= Dorothy Benson =

Canadian photographer

Dorothy Benson (1901–1996) was a Canadian photographer, best known for her wildlife photography and her involvement with the Montreal Camera Club, the Toronto Guild of Photography, and the Kingston Photographic Club.

==Early life==

Born in Montreal in 1901, Benson's family owned the St. Lawrence Starch Company and she was educated at The Study in Montreal, a leading Canadian private all-girls school, where she was Head Girl. Benson was also an accomplished figure skater, winning the Canadian Junior Singles Figure Skating championship in 1928 and placed third the same year in the Senior Singles division.

==Career==

===WWII===

At the outbreak of the Second World War, Benson joined the "Wrens", the Women's Royal Canadian Naval Service as a petty officer, creating a photographic documentary at the Basic Training Establishment in Galt, now Cambridge, Ontario containing over 3000 pictures.

===Montreal Camera Club===

Following her honourable discharge, Benson pursued her photographic hobby by studying for a year at the Vermont School of Photography. Upon her return to Montreal she became an active member of the Montreal Camera Club in 1936, eventually serving as the club's first female president from 1965 to 1967.

===Kingston Photographic Club===

In 1970, Benson moved to Kingston, Ontario, and became a member of the Kingston Photographic Club. She devoted much of her time there to helping other members improve their techniques and eventually began writing "Camera Capers" in 1975, a regular column in the club's newsletter dedicated to helping its members improve their work.

==Legacy==

===Awards===

Both Dorothy Benson's photography and personality left a great impression during her time in the Montreal Camera Club and the Kingston Photographic Club. In honour of her contributions, there are two awards sharing Benson's name for nature photography.

For her time as the first female president, the Montreal Camera Club awards the Dorothy Benson Trophy to the Class B member having the highest aggregate score for 12 Nature Images submitted during any one year.
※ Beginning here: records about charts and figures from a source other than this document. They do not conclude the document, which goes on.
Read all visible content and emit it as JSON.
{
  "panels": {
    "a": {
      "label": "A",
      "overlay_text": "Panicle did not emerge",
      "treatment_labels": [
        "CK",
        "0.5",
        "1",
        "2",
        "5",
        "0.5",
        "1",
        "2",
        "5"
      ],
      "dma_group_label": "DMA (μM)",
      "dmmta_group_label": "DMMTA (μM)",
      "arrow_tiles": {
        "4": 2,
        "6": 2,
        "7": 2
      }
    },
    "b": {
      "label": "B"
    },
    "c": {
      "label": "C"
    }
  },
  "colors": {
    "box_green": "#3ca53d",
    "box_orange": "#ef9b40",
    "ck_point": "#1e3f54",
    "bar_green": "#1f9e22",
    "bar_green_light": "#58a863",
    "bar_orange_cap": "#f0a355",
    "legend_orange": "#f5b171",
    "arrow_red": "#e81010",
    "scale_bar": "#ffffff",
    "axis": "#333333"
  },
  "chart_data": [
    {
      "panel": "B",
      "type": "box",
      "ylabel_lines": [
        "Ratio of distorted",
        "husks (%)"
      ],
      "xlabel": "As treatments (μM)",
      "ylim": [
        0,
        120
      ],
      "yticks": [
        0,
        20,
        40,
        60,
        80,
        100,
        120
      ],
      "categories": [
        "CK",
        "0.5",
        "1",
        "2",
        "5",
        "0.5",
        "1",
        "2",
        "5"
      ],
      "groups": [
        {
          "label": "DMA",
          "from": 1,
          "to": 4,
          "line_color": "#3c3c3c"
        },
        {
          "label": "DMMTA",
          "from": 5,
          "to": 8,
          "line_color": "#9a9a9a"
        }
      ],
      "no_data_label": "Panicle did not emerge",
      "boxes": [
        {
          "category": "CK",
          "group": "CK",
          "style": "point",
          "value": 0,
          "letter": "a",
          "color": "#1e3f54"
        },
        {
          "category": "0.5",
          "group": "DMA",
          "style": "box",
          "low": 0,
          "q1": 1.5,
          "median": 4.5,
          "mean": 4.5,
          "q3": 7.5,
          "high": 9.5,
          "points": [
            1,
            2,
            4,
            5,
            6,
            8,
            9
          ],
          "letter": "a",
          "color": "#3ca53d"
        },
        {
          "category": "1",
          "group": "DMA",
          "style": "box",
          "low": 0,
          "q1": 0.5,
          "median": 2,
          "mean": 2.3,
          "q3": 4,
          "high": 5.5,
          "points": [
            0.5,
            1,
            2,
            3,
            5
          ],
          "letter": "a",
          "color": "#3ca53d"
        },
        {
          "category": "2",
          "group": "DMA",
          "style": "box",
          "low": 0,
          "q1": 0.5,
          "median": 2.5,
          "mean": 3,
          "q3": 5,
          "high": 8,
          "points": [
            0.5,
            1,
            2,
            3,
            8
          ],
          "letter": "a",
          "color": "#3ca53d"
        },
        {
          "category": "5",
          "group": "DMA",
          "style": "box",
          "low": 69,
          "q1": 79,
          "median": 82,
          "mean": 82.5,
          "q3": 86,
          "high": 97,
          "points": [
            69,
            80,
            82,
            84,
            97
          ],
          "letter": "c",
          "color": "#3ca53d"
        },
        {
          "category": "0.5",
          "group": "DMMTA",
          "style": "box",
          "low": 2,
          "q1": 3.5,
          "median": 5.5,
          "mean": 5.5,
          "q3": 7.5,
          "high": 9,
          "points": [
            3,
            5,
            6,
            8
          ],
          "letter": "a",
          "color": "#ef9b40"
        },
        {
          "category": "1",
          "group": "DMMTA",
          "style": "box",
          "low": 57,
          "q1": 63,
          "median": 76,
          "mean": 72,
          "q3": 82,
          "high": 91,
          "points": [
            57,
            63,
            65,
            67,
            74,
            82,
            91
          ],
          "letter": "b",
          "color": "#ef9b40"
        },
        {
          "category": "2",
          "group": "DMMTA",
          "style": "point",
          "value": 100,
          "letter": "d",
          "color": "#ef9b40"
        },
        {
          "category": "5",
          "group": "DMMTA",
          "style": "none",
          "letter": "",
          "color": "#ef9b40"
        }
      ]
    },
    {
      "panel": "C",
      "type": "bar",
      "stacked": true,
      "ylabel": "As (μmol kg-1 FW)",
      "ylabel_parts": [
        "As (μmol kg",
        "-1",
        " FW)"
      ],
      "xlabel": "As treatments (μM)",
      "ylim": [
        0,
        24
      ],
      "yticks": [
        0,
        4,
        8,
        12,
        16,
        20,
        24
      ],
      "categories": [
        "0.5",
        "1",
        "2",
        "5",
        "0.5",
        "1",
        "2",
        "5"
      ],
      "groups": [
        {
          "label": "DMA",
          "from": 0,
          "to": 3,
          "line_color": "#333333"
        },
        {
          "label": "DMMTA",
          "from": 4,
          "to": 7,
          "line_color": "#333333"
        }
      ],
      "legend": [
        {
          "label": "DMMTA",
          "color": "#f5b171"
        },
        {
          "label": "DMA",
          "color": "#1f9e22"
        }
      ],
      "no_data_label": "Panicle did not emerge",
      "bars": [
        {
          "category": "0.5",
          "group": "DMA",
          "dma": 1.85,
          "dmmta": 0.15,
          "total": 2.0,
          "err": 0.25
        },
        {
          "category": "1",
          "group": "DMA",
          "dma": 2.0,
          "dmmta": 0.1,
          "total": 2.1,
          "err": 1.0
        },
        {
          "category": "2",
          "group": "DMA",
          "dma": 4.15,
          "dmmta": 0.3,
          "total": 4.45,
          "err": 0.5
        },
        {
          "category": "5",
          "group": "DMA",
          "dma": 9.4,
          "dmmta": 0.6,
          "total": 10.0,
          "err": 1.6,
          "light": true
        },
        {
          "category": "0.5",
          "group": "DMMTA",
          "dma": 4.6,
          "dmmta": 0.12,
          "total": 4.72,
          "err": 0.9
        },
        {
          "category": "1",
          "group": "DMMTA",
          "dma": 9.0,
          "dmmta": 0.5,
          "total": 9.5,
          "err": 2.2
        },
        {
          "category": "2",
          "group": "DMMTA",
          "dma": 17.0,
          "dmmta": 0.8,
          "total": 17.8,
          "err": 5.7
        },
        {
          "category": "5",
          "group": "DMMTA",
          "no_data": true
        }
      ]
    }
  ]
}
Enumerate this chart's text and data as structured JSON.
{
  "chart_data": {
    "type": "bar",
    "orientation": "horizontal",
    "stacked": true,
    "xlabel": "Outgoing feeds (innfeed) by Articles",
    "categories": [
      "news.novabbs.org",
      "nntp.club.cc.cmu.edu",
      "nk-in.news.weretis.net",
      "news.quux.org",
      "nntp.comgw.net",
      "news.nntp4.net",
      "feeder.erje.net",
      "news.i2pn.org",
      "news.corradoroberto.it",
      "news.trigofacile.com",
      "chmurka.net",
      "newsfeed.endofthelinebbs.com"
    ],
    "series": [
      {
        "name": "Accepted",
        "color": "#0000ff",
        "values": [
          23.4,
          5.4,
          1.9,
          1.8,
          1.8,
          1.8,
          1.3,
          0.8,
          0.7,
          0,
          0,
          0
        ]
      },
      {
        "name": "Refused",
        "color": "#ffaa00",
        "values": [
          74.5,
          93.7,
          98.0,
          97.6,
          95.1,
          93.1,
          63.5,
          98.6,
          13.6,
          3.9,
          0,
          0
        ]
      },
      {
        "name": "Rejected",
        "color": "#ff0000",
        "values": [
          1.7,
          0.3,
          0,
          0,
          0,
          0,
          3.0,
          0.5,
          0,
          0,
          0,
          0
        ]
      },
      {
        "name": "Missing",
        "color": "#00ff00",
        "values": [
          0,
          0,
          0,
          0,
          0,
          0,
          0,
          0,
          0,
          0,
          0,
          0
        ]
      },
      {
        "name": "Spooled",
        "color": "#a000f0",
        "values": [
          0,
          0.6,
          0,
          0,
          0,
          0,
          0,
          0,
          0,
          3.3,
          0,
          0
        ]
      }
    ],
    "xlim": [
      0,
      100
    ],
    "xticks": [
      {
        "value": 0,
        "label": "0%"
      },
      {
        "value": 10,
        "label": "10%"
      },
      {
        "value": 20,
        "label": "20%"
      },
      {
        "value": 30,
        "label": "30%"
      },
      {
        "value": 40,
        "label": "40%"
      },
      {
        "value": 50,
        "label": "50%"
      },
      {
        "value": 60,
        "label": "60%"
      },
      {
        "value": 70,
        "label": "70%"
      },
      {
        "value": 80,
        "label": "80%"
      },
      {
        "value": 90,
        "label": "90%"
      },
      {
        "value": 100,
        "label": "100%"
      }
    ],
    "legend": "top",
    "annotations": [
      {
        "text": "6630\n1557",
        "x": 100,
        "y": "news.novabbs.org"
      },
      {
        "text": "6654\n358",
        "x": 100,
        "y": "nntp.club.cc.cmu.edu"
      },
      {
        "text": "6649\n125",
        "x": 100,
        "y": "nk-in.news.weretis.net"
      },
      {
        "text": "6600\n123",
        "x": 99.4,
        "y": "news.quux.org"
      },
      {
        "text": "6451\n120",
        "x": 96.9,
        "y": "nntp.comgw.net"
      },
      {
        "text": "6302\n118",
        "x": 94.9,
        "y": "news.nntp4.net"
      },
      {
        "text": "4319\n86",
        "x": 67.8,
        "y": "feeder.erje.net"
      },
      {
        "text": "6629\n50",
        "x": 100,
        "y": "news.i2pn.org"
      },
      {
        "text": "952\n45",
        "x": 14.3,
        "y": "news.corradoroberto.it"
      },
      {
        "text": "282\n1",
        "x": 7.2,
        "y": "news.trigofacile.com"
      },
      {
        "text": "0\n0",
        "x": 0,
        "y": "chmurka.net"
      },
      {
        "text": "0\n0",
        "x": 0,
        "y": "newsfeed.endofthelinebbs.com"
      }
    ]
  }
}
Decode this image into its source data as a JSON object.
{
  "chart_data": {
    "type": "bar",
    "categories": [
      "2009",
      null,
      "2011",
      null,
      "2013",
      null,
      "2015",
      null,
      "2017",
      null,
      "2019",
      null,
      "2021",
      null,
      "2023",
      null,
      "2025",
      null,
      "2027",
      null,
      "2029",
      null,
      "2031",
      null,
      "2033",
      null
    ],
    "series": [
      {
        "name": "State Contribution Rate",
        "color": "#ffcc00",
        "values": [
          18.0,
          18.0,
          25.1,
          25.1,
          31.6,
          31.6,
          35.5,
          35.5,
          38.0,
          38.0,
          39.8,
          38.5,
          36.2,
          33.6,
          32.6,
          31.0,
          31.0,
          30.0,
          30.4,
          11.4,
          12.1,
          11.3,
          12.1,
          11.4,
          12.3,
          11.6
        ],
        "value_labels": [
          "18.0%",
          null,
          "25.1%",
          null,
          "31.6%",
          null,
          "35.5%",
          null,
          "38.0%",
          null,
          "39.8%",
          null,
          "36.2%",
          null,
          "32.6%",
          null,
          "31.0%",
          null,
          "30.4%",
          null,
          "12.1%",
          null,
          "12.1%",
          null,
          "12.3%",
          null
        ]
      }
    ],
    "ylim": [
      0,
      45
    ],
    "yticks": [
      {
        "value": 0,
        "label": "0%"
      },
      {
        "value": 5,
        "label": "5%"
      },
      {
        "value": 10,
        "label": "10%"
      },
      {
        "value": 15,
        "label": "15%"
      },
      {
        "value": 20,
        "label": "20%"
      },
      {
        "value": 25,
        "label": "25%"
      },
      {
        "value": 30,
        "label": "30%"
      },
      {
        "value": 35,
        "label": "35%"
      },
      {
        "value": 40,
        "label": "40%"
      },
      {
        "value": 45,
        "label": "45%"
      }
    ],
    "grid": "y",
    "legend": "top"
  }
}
Similarly, for Benson's dedication to helping new members learn in her column "Camera Capers", the Kingston Photographic Club awards a trophy of the same name annually for the top nature photographer.

===Girl Guides===

Benson's preferred subject was nature photography, her camera accompanying her on camping excursions as a dedicated Girl Guides leader. Many of her nature photographs would be used in the Girl Guide book for many years to come (Ward, 35).

===Camera Capers===

The Kingston Photography Club would eventually adopt Benson's "Camera Capers" as the official title of their newsletter and continues to do so to this day.

===Nature Photography===

Benson successfully exhibited in the Photographic Society of America competitions in the print, nature and colour slide divisions, the majority of her works are held in the Queen's University archive as well as the National Gallery of Canada.

Benson was known to explore all aspects of photography, however, her interest was in nature colour slide photography. Benson considered photography to be more than a hobby some of her favourite spots were her family cottage at Thousand Islands and the Rideau Waterway. Benson was very passionate about preserving the natural world and did so with her images, and would go to great, and sometimes dangerous, lengths to capture the natural world in her images.